Specifically, the restructured engagement model aims to improve the "entire experience" for partners, while providing greater profitability by contributing value through intellectual property, focusing on new clients, and building new solutions.

IBM general manager of global business partners, John Teltsch, revealed that the company would offer partners flexible benefits and support by enhancing its newly-expanded software-as-a-service (SaaS) trials, sandboxes, IBM Cloud credits and development assistance for partners.

Teltsch said the vendor will also expand marketing development funds in order to align with partners building new skills in areas such as digital marketing.

Additionally, IBM said it would launch a new digital self-service platform aimed at partners building and selling solutions integrated with the vendor's technology.

In earnestly transforming its partner program and incentives, IBM is making it clear it wants partners to have a larger handle on 'commercial' business opportunities. It remains to be seen, however, whether partners in the company’s channel ecosystem are poised and ready to take on the changes.  

“It was a tale of two events,” McBain said in a blog post reflecting on the recent IBM event. “In the hallways and closed sessions afterwards, IBM channel executives expressed frustration that partners’ transformation is not keeping pace with their organisation’s business transformation.

“IBM has stacked its channel team with great talent, from both internal and external hires, to build the partner program of the future. But execution is lacking, even though the strategy seems buttoned-up,” he said.

The forces behind the potential disconnect between what IBM is attempting to do with its partner engagement overhaul and what partners are willing to take on, come down to a number of potential factors, according to McBain.

These include an over-representation of large, long-term loyal partners in the channel engagement process that may be in the habit of lobbying for self-serving tweaks to the traditional partner program.

Another contributing factor, according to McBain, could be that, although Big Blue is now working to boost its partner engagement by doing things like opening up sandboxes and offering open APIs, many other vendors have been doing so for years.

McBain also points out that success in the small and medium-sized business sector and shadow channel recruitment lies in pursuing partners in their own communities, an area where IBM may be falling short, according to the analyst.

“I spoke with several IBM execs who still think they are one program, product, price, packaging, or promo away from success. Until this law of attraction changes, IBM will never meet its ideal partners of the future,” McBain said.

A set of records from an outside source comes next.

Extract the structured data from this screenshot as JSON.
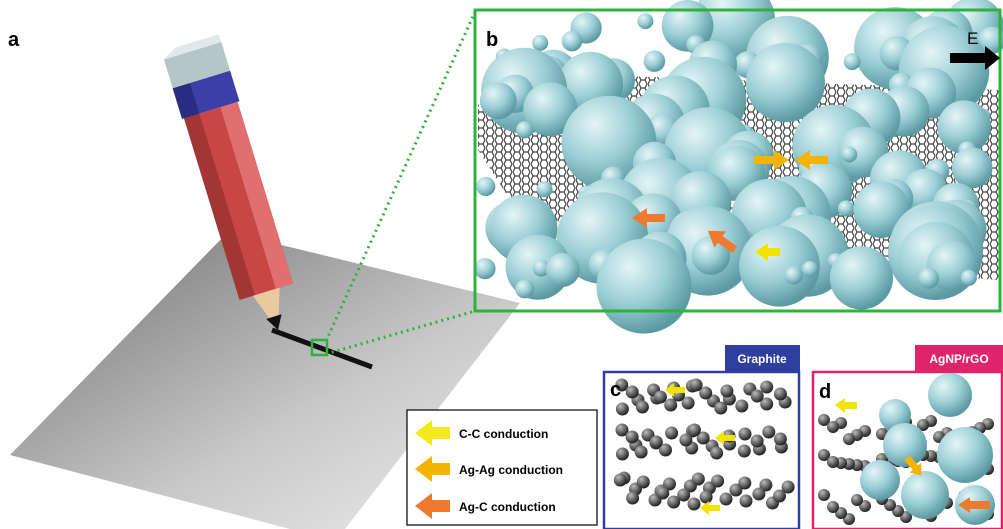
{
  "panels": [
    {
      "label": "a"
    },
    {
      "label": "b",
      "field": "E"
    },
    {
      "label": "c",
      "title": "Graphite"
    },
    {
      "label": "d",
      "title": "AgNP/rGO"
    }
  ],
  "legend": [
    {
      "label": "C-C conduction"
    },
    {
      "label": "Ag-Ag conduction"
    },
    {
      "label": "Ag-C conduction"
    }
  ]
}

“Shadow channels such as XaaS [anything-as-a-service] ecosystem partners, industry-based service companies (accountants, digital agencies, etc.), ISVs, born-in-the-cloud, and even startups don’t participate in programs in the same way.

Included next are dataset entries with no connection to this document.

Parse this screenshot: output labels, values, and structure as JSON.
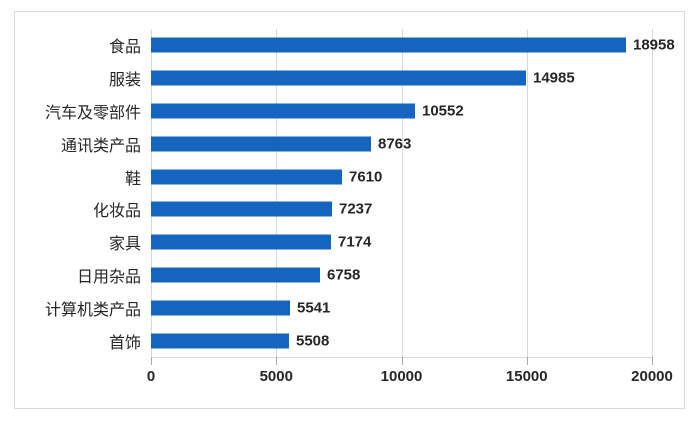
{
  "chart_data": {
    "type": "bar",
    "orientation": "horizontal",
    "title": "",
    "xlabel": "",
    "ylabel": "",
    "categories": [
      "食品",
      "服装",
      "汽车及零部件",
      "通讯类产品",
      "鞋",
      "化妆品",
      "家具",
      "日用杂品",
      "计算机类产品",
      "首饰"
    ],
    "values": [
      18958,
      14985,
      10552,
      8763,
      7610,
      7237,
      7174,
      6758,
      5541,
      5508
    ],
    "data_labels": [
      "18958",
      "14985",
      "10552",
      "8763",
      "7610",
      "7237",
      "7174",
      "6758",
      "5541",
      "5508"
    ],
    "xlim": [
      0,
      20000
    ],
    "x_ticks": [
      0,
      5000,
      10000,
      15000,
      20000
    ],
    "x_tick_labels": [
      "0",
      "5000",
      "10000",
      "15000",
      "20000"
    ],
    "grid": true,
    "legend": false,
    "colors": {
      "bar": "#1565c0",
      "gridline": "#d9d9d9",
      "tick": "#a6a6a6",
      "axis_line": "#d9d9d9",
      "text": "#262626",
      "frame_border": "#d9d9d9",
      "background": "#ffffff"
    }
  }
}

“They won’t take the time to sign on to a bronze level, negotiate a contract, get onboarded, and certified over six months. They definitely won’t have patience for traditional incentives and co-selling or co-marketing motions,” he said.

McBain conceded that he empathises with the challenges faced by IBM, but stressed that breaking into new communities and understanding the shadow channel and its motivations is critical to building "a channel of the future".

“The strategy is simple — the execution is painfully hard,” McBain said. “IBM will need to realign its talented partner and alliances team to build a parallel channel.

“The traditional channel will need continual nurturing, but the focus needs to be on those that will drive the IBM emerging technologies portfolio into millions of new customer discussions,” he said.